Wednesday, October 29, 2008

Jobs: The iPhone is Apple's netbook

Continued...According to Gartner, netbooks made up about 5% of U.S. mobile PC sales last quarter, one to two percentage points over the same period the year before. Their strong sales, said Gartner, were due in large part to the gloomy global economic climate.

"I don't know how Apple can play there," said Gartner analyst Mikako Kitagawa in an interview last week.

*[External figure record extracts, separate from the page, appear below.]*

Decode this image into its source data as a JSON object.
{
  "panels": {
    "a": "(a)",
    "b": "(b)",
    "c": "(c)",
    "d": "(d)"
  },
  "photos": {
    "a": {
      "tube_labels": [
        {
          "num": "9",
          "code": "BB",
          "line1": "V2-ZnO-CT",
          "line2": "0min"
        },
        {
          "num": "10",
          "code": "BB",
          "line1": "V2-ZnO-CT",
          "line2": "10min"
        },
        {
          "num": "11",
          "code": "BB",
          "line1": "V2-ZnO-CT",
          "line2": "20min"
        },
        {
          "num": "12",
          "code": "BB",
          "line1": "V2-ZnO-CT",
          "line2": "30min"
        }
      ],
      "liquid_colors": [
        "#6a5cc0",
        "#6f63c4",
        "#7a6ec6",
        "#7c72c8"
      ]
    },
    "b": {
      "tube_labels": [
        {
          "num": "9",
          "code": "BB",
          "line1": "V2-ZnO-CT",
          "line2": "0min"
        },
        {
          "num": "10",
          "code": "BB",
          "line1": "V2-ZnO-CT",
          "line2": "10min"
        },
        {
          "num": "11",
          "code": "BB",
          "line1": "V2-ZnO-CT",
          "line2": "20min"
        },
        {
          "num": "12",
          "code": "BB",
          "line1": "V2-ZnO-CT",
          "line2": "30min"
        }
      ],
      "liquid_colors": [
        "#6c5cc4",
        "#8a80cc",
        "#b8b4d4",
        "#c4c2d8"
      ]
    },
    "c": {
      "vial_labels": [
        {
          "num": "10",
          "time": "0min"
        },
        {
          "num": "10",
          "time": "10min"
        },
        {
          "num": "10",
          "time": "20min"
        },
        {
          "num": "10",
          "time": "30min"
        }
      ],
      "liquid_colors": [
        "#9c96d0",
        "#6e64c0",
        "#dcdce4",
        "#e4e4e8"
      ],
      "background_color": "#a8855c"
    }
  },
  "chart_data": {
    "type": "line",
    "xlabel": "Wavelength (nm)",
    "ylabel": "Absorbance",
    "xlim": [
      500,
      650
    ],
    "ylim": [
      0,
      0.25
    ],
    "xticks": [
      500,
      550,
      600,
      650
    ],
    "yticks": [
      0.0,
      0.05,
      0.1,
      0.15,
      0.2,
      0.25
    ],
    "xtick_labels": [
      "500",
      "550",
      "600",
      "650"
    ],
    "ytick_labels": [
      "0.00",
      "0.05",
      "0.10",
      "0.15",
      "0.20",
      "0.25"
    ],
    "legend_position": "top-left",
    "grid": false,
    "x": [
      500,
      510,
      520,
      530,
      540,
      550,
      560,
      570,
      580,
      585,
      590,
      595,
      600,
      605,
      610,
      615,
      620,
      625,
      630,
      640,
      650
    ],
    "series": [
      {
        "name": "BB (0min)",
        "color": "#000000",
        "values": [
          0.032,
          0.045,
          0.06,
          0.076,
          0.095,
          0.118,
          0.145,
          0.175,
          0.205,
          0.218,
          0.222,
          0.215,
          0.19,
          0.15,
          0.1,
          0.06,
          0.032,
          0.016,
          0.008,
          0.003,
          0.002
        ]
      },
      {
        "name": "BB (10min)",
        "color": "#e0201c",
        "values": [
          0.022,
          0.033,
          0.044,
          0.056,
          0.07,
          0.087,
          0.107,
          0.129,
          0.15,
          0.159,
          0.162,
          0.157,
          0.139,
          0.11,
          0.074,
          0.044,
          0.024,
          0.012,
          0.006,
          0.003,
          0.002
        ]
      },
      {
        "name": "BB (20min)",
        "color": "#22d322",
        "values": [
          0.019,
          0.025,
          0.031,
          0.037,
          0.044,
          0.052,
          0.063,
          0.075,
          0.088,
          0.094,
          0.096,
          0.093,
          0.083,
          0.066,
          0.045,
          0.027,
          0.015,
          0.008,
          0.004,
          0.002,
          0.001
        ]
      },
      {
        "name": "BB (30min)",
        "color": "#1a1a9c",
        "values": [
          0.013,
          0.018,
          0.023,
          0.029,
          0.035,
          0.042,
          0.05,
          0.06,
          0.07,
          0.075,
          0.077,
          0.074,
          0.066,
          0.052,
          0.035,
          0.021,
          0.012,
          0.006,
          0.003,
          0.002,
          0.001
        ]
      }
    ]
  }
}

And ignoring netbooks could come back to haunt Apple. "Mini-notebooks are expanding the market, but if you're not in the mini-notebook market, your market share will definitely shrink," Kitagawa said. "People will want to save $50, $100."

Jobs disputed the idea that Apple is required to participate in the battle for netbook market share, and he disagreed with the thinking that the company had to fight off rivals by reducing its prices. "Is the downturn going to drive some of our customers to those lower segments of the marketplace and get to buy lesser products?" he asked. "I will be surprised if that happens in large numbers, and I actually think that there are still a tremendous number of customers that we don't have in the Windows world ... who would like to and can afford to buy Apple products. So we'll see what the ratio of those two things are, but we're not tremendously worried."

Apple sold a record 2.6 million Macs in its fiscal fourth quarter, which ended Sept. 30. Sales of its laptops, up 24% from the same time last year to 1.68 million, also set a record.

The company sold 6.9 million iPhones during the quarter, and it has sold more than 10 million of the devices since it launched the smart phone in July 2007. Apple does not break out sales of individual iPod models. End.